The onset of spring brings many changes to our part of the world. The longer days and higher temperatures entice plants to emerge and trees to bud. On our lakes, the ice begins to melt. We anticipate the water activities we’ll soon be enjoying: swimming, boating, and fishing. But the spring thaw is more than just a launching pad for recreational activities; it also triggers spring lake turnover, a critical phenomenon on which aquatic plant and animal life depends.

Spring lake turnover is the process by which a lake mixes itself, thereby replenishing its oxygen supply. Oxygen is vital for lake quality – it is the gas that drives the life cycles of aquatic plants and animals. Algae, fish, aquatic insects and crustaceans are sustained only in waters that contain adequate oxygen. Trout, in particular, require consistently high levels of oxygen for survival.

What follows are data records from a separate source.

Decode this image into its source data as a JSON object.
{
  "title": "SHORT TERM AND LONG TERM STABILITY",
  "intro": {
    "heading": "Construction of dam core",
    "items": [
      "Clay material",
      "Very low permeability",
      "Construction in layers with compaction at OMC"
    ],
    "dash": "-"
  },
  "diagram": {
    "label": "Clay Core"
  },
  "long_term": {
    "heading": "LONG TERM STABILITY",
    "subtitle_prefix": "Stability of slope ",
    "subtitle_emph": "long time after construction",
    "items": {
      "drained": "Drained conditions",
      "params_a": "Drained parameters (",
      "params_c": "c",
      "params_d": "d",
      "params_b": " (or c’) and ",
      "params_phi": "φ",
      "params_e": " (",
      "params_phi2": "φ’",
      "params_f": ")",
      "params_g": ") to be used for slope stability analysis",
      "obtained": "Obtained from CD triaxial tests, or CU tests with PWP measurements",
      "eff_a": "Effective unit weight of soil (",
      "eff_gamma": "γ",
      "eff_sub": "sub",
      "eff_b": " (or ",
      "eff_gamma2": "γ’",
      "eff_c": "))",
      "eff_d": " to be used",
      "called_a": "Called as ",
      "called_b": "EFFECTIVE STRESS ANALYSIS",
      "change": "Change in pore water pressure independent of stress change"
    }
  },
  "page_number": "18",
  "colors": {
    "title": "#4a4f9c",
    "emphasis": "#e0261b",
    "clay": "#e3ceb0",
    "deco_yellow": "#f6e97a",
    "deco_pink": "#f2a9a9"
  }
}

So how does a body of water accumulate oxygen? To understand, we must first be aware of the temperature-density relationship of water.
The density of water changes with temperature. We know that 212°F is the boiling point for water, and 32°F is freezing. A third significant number regarding water chemistry is 39°F – the temperature of maximum water density.

We’ll begin our spring lake turnover story in autumn. In the fall, a lake cools until it reaches a uniform 39°F. As the lake continues to cool it becomes stratified – the heavy, 39°F water stays on the bottom, while the water near the top is chilled by the below freezing air temperatures. Ice, less dense than water, forms when the lake’s surface temperature reaches 32°F. The ice acts as a barrier to wind, which prevents the lake water from mixing; it also inhibits the lake’s exchange with oxygen in the atmosphere. Once a lake is frozen, the depletion of oxygen by the lake organisms begins.

Just when the lake’s oxygen supply is nearly exhausted, spring arrives and the ice cover slowly melts, exposing the surface to warmer temperatures and vigorous vernal winds. The lake’s surface water begins exchanging gases with the air. When the surface water warms to 39°F, it sinks, pushing through the deeper water and infusing it with oxygen. This process creates a powerful convection current that continues to churn until all the lake water is an even 39°F, top to bottom, and the water has reached its oxygen saturation point (approximately 12 parts per million).

In late spring and early summer, solar energy warms the water’s surface. Warmer water, being less dense than colder water, remains on the surface and the lake once again begins to stratify. Swimmers routinely experience the phenomenon of summer stratification, usually preferring the warm layer of surface water to the more frigid depths below. Trout have the opposite preference.

Once summer stratification occurs, the lake water no longer mixes, and the depletion of oxygen reserves begins. The oxygen levels will continue to deplete until fall, when the air temperatures drop, the surface cools, and the lake water is again blended – and re-oxygenated – at 39°F. The cycle continues.